Now a new study in Britain of an early version of the vaccine found that within 13 years of vaccine administration, there were 87 percent fewer cases of cervical cancer among young women immunized between ages 12 and 13, compared to unvaccinated women. Significantly lower cancer rates were also found among women immunized between ages 14 and 16 and between 16 and 18, although the greatest benefit occurred among those vaccinated at the youngest ages, before most girls were likely exposed to the virus through sexual contact.

The British study involved a vaccine called Cervarix, that protects against two variants of the virus. The current American version of the HPV vaccine, called Gardasil-9, is even more effective: It protects against nine variants of the virus and is expected to prevent more than 90 percent of HPV-related cancers, Dr. Aragones said. A recent analysis in JAMA Pediatrics found a similar decrease in cervical cancer incidence and mortality in young women since the vaccine was introduced.

Based on a steadily declining incidence of cervical cancer and a high rate of vaccine coverage in Australia, researchers there predicted that the country would have fewer than four new cases of cervical cancer per 100,000 women by 2028 and virtually none by 2066.

To be sure, regular Pap smears that detect precancerous cervical lesions have helped greatly to prevent the development of invasive cancer, but early detection efforts do not fully eliminate the risk of cervical cancer. This year, the American Cancer Society estimates that 14,480 new cases of invasive cervical cancer will be diagnosed in the United States and about 4,290 women will die from it. And there is no screening test like the Pap smear for the other five HPV-caused cancers.

Once the real cancer culprit was identified as the human papillomavirus and a vaccine to prevent it finally developed, convincing parents to have their young daughters immunized has been an uphill battle for practitioners. Few have the time and factual ammunition to counter parental fears and misinformation about this vaccine.

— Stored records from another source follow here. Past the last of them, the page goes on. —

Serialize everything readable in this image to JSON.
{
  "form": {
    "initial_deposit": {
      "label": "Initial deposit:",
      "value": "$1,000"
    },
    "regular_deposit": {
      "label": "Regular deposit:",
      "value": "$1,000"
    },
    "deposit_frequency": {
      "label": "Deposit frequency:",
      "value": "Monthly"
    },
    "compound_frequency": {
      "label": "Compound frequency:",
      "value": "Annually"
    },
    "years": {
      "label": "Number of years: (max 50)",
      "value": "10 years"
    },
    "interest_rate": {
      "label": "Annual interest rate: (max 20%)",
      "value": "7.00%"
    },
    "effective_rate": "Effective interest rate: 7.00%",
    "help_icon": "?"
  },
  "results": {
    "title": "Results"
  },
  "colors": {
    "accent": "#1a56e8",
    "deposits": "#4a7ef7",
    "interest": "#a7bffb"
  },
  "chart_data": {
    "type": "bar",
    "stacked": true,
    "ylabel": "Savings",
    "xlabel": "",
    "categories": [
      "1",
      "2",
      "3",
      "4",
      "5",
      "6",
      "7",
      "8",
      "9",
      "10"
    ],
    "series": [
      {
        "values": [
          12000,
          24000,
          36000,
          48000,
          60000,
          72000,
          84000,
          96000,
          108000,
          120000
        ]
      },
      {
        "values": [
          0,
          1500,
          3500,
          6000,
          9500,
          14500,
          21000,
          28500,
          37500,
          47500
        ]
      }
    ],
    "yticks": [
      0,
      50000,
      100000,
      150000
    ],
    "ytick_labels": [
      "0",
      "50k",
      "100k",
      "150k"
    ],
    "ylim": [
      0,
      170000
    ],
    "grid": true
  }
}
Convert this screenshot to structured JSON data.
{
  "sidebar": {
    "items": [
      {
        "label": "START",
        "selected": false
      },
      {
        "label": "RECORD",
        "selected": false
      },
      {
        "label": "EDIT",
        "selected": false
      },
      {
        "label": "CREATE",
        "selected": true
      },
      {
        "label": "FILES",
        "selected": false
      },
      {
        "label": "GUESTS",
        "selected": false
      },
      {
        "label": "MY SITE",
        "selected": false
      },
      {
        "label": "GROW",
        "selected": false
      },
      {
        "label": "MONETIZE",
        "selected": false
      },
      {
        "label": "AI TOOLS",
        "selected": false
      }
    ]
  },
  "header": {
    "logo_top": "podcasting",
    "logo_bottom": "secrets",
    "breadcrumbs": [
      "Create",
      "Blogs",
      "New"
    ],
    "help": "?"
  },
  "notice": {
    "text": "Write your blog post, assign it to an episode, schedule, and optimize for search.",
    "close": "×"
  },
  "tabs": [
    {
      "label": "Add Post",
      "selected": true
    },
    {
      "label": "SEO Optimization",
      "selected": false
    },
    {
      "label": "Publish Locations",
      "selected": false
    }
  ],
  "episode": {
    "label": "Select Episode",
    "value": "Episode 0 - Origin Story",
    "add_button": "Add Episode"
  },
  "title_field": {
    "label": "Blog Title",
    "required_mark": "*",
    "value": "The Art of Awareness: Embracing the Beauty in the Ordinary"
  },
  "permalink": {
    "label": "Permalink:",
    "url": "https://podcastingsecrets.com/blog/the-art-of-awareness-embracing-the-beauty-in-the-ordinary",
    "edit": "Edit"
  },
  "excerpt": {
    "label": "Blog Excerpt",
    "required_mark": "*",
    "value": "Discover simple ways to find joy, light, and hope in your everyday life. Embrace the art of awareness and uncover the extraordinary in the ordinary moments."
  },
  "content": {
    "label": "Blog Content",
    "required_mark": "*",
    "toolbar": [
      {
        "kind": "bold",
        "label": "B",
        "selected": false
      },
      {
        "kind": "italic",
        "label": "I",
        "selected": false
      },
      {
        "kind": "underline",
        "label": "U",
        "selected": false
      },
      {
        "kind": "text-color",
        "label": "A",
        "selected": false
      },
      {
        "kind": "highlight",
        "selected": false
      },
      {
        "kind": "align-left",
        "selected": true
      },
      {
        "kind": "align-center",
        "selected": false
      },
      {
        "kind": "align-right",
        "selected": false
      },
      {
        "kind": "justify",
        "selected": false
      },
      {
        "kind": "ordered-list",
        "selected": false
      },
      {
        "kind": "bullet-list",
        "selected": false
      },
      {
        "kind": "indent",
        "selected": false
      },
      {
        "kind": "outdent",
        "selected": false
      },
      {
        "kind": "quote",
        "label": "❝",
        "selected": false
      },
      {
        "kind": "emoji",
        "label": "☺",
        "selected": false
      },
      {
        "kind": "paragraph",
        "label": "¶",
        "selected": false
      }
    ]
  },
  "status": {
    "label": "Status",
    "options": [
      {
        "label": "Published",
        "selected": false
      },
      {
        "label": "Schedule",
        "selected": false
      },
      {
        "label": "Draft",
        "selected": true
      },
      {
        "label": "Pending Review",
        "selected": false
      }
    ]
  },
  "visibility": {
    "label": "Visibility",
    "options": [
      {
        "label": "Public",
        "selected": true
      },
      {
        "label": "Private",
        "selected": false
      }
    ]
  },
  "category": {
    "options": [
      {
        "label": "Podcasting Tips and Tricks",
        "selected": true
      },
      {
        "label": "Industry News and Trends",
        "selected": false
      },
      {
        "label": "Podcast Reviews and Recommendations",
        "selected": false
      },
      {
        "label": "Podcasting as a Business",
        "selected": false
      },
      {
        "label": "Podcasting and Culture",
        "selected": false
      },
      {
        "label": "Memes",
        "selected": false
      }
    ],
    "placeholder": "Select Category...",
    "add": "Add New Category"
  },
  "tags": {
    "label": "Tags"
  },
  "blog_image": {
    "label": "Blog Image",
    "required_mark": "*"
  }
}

Getting parents to agree to immunizing boys has faced an additional obstacle. The original approval of the vaccine to prevent cervical cancer prompted many parents to question its value for boys, for whom the vaccine was approved three years later. Parental resistance to immunizing their sons rose to 59.2 percent in 2018, up from 44.4 percent just six years earlier

“Parents and providers don’t necessarily appreciate the burden of HPV-caused cancers among men,” said Dr. Dean A. Blumberg, chief of pediatrics at UC Davis Children’s Hospital. “Oral-pharyngeal cancer rates are almost five times higher in men than in women, and they’ve increased in recent years with the rise in oral sex. The vaccine is important for the boys to protect their own health and the health of their future partners.”